Data production doubles each year, but data scientists, who wrangle insights from reams of data, are in short supply. To bridge this gap, a team at A*STAR has developed a fully automatic, web-based system that puts the power of big data analysis in the hands of laypeople.
Uncovering patterns and relationships hidden in vast data sets requires a machine learning pipeline or ‘workflow’ — a string of algorithms and processes called operators. But not every workflow is appropriate for every situation. So how does the non-expert know which to use? To help, Theint Theint Aye, from the A*STAR Institute of High Performance Computing and her colleagues have produced an analytics system (called the Layman Analytics System, or ‘LAS’) for the novice.
Say you have a data set to analyse. The first part of the LAS — the workflow recommender — compares your data set’s metadata to that of existing data sets in a repository. It then selects the best-performing workflows based on those similar repository data sets and passes them to the second part: the workflow optimizer.
Here, ‘genetic programming’ refines the workflow. Operators are randomly replaced, analogous to random genetic mutations in DNA. Mutated workflows are then crossed with each other, which involves swapping pairs of operators between them.

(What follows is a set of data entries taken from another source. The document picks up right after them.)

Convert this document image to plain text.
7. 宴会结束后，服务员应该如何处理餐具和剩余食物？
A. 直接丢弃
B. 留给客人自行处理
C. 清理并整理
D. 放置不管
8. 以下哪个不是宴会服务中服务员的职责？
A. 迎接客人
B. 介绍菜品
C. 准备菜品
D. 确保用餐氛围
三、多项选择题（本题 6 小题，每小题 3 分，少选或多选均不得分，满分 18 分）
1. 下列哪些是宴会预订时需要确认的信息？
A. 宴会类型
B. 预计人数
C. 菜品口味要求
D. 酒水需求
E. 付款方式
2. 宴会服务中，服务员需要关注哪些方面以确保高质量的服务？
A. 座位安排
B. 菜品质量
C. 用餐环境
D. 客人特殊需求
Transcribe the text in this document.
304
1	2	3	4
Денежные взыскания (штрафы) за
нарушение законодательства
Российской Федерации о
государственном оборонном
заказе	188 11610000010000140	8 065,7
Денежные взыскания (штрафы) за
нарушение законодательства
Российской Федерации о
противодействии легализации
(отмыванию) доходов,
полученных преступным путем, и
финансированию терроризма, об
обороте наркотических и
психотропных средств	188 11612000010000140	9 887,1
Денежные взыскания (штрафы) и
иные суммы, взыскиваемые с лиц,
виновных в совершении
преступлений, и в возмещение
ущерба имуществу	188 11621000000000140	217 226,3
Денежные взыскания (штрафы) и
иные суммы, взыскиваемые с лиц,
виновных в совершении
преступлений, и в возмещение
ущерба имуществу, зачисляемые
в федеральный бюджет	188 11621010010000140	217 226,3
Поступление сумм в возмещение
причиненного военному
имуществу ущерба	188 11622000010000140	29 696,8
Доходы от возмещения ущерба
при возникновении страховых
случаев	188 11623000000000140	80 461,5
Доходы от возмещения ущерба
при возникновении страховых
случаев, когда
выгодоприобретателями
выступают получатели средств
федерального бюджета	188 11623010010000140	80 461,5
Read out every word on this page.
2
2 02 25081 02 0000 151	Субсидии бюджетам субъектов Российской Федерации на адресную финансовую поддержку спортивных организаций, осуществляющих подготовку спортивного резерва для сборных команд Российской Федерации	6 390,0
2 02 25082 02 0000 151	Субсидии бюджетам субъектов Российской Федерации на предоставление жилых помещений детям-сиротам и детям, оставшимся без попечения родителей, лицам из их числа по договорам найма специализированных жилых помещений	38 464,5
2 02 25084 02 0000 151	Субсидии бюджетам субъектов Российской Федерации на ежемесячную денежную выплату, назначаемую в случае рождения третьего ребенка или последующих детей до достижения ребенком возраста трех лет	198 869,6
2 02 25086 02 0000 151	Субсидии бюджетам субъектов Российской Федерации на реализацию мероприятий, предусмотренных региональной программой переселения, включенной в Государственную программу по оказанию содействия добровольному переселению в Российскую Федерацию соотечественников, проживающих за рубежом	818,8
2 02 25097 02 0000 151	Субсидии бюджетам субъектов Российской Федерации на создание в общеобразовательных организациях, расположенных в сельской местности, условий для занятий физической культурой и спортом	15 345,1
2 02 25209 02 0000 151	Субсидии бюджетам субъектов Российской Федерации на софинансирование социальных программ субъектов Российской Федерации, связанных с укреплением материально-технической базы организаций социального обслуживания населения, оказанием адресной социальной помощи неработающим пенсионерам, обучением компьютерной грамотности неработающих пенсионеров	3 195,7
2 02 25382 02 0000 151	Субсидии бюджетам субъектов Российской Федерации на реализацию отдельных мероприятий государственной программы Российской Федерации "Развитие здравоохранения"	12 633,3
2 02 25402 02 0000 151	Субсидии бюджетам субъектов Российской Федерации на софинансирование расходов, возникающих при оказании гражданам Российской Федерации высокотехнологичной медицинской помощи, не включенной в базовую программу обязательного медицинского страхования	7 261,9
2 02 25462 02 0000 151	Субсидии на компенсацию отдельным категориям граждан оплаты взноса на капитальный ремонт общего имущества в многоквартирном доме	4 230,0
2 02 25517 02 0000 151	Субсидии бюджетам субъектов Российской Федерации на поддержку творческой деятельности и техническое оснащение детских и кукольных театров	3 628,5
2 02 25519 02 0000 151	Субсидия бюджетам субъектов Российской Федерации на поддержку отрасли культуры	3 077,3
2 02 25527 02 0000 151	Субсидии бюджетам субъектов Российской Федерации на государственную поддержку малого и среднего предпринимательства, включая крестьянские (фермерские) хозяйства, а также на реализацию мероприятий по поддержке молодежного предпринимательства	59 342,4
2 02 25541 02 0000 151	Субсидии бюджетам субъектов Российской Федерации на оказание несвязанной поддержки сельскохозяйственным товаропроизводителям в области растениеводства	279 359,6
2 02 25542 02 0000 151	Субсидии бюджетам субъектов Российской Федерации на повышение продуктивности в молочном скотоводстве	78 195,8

The process then repeats — ‘fittest’ workflows are selected, mutated and crossed — for a predefined number of generations (based on empirical experience). The result: an automatically generated tailor-made workflow.
The system is web based using cloud infrastructure, so there is no need to install special software or use dedicated computing power.
To evaluate whether the LAS generated appropriate workflows, Aye’s team tested it on 114 data sets from the University of California’s Irvine Machine Learning Repository and benchmarked against OpenML, an open-source, online machine learning platform.
For 87 data sets (about 76 per cent of the total), LAS-produced workflow accuracy was above the 50th percentile of OpenML’s performance. This figure could improve over time too, Aye says. Users can plug their data sets and workflows back into the repository, providing a richer stock from which the workflow recommender can later draw.
Non-experts usually take days to generate a good workflow, however, in LAS, the average time to produce a workflow in 15 generations was just over 3 hours. In the future, implementing a faster search technique, or heuristic, could further cut processing time. “Obviously, we would want to run it as efficiently as possible and also have good accuracy values,” Aye says, adding that a graphics processing unit might also boost the LAS’s speed.
The A*STAR-affiliated researchers contributing to this research are from the Institute of High Performance Computing.